Multi-Agent Systems & Coordination in Python Training Course
This course delves into the design, coordination, and implementation of multi-agent systems (MAS) using Python. Participants will gain insights into building agents that can communicate, collaborate, and adapt to achieve shared goals in complex, dynamic environments.
Led by an instructor, this live training (available both online and onsite) is tailored for advanced-level professionals who are interested in designing and implementing multi-agent systems for intelligent automation, simulation, and decision-making applications.

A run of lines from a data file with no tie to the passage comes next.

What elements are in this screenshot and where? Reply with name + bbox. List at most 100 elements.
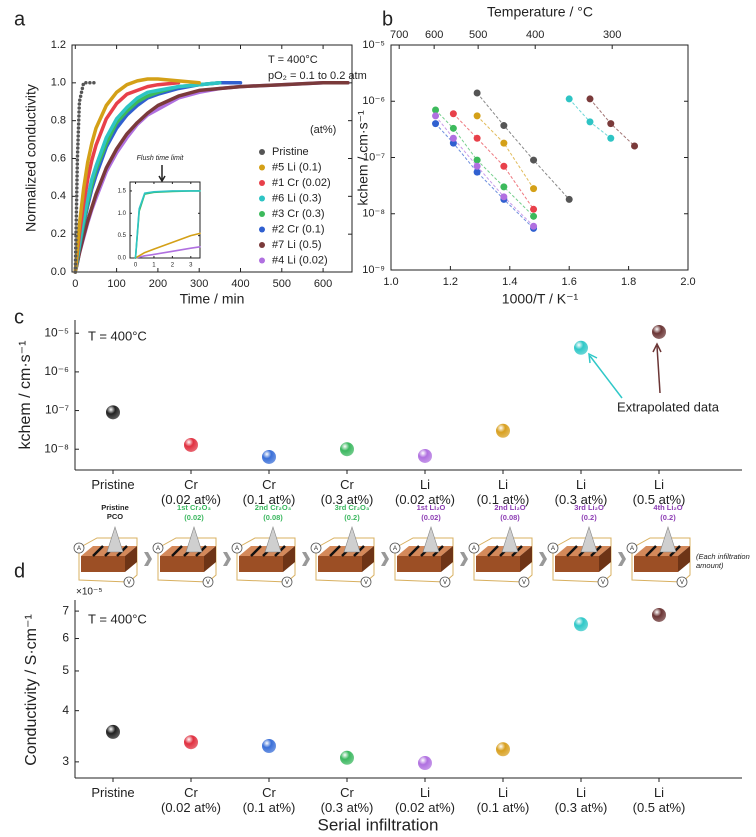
meter-label: V xyxy=(522,580,526,586)
point xyxy=(262,449,276,464)
x-tick-label: 0 xyxy=(134,263,138,269)
y-tick-label: 7 xyxy=(62,603,69,617)
meter xyxy=(231,542,243,554)
y-tick-label: 1.0 xyxy=(51,77,66,89)
y-tick-label: 0.5 xyxy=(118,233,127,239)
panel-label: b xyxy=(382,8,393,30)
arrow-head xyxy=(588,352,598,364)
y-tick-label: 0.0 xyxy=(51,266,66,278)
step-amount: (0.08) xyxy=(500,513,520,522)
sample-side xyxy=(678,546,690,572)
meter xyxy=(547,542,559,554)
sample-front xyxy=(239,556,283,572)
annotation: T = 400°C xyxy=(268,54,318,66)
arrow-head xyxy=(652,342,662,353)
x2-tick-label: 700 xyxy=(390,29,408,41)
x-tick-label: 3 xyxy=(189,263,193,269)
step-label: 1st Cr₂O₃ xyxy=(177,503,211,512)
step-amount: (0.2) xyxy=(344,513,360,522)
y-tick-label: 1.2 xyxy=(51,39,66,51)
step-arrow xyxy=(539,552,547,566)
annotation: Flush time limit xyxy=(137,155,185,162)
y-tick-label: 10⁻⁹ xyxy=(362,264,385,276)
meter-label: V xyxy=(206,580,210,586)
wire xyxy=(157,537,217,583)
x-tick-label: 300 xyxy=(190,278,208,290)
wire xyxy=(552,537,612,583)
sample-side xyxy=(441,546,453,572)
y-tick-label: 10⁻⁸ xyxy=(44,441,69,455)
legend-label: #4 Li (0.02) xyxy=(272,254,328,266)
sample-front xyxy=(160,556,204,572)
point xyxy=(473,134,481,142)
x-tick-label: Li (0.1 at%) xyxy=(476,785,530,815)
gas-cone xyxy=(106,526,124,553)
point xyxy=(607,120,615,128)
legend-label: #5 Li (0.1) xyxy=(272,161,322,173)
meter xyxy=(202,576,214,588)
point xyxy=(565,95,573,103)
point xyxy=(432,120,440,128)
y-tick-label: 5 xyxy=(62,663,69,677)
point xyxy=(586,118,594,126)
gas-cone xyxy=(580,526,598,553)
point xyxy=(574,617,588,632)
wire xyxy=(631,537,691,583)
meter-label: A xyxy=(630,546,634,552)
panel-label: c xyxy=(14,306,24,328)
step-label: 3rd Cr₂O₃ xyxy=(334,503,370,512)
meter-label: V xyxy=(443,580,447,586)
meter xyxy=(439,576,451,588)
point xyxy=(530,222,538,230)
gas-cone xyxy=(343,526,361,553)
y-tick-label: 1.0 xyxy=(118,211,127,217)
step-label: 1st Li₂O xyxy=(416,503,446,512)
y-tick-label: 6 xyxy=(62,631,69,645)
legend-title: (at%) xyxy=(310,124,336,136)
meter xyxy=(597,576,609,588)
sample-front xyxy=(476,556,520,572)
meter-label: A xyxy=(393,546,397,552)
x-tick-label: 1.6 xyxy=(562,276,577,288)
point xyxy=(496,423,510,438)
panel-label: a xyxy=(14,8,26,30)
y-tick-label: 0.0 xyxy=(118,256,127,262)
meter-label: A xyxy=(314,546,318,552)
y-tick-label: 3 xyxy=(62,754,69,768)
legend-swatch xyxy=(259,226,265,233)
legend-label: #1 Cr (0.02) xyxy=(272,177,331,189)
y-tick-label: 0.6 xyxy=(51,152,66,164)
gas-cone xyxy=(659,526,677,553)
x-tick-label: 400 xyxy=(231,278,249,290)
x-tick-label: Li (0.1 at%) xyxy=(476,477,530,507)
point xyxy=(500,193,508,201)
y-tick-label: 10⁻⁸ xyxy=(362,208,385,220)
sample-side xyxy=(599,546,611,572)
point xyxy=(530,205,538,213)
x-tick-label: Cr (0.02 at%) xyxy=(161,477,221,507)
point xyxy=(262,738,276,753)
x2-axis-label: Temperature / °C xyxy=(487,4,593,20)
gas-cone xyxy=(422,526,440,553)
y-axis-label: Conductivity / S·cm⁻¹ xyxy=(23,614,40,766)
annotation: Extrapolated data xyxy=(617,399,720,414)
meter xyxy=(152,542,164,554)
point xyxy=(473,89,481,97)
point xyxy=(530,185,538,193)
legend-label: #2 Cr (0.1) xyxy=(272,223,325,235)
point xyxy=(418,448,432,463)
meter xyxy=(468,542,480,554)
sample-front xyxy=(81,556,125,572)
legend-label: #7 Li (0.5) xyxy=(272,239,322,251)
annotation: T = 400°C xyxy=(88,611,147,626)
x-tick-label: 1.0 xyxy=(383,276,398,288)
electrode-stripe xyxy=(92,545,104,557)
y-tick-label: 1.5 xyxy=(118,189,127,195)
arrow xyxy=(589,355,623,399)
sample-side xyxy=(204,546,216,572)
fit-line xyxy=(435,123,534,229)
electrode-stripe xyxy=(171,545,183,557)
legend-swatch xyxy=(259,164,265,171)
wire xyxy=(78,537,138,583)
y-tick-label: 10⁻⁶ xyxy=(44,364,69,378)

By the end of this training, participants will be able to:
- Comprehend the architecture and principles underlying multi-agent systems.
- Develop agents that can communicate, coordinate, and negotiate effectively.
- Set up distributed environments for agent interactions.
- Utilize reinforcement learning and planning in multi-agent scenarios.
- Simulate both cooperative and competitive behaviors among agents.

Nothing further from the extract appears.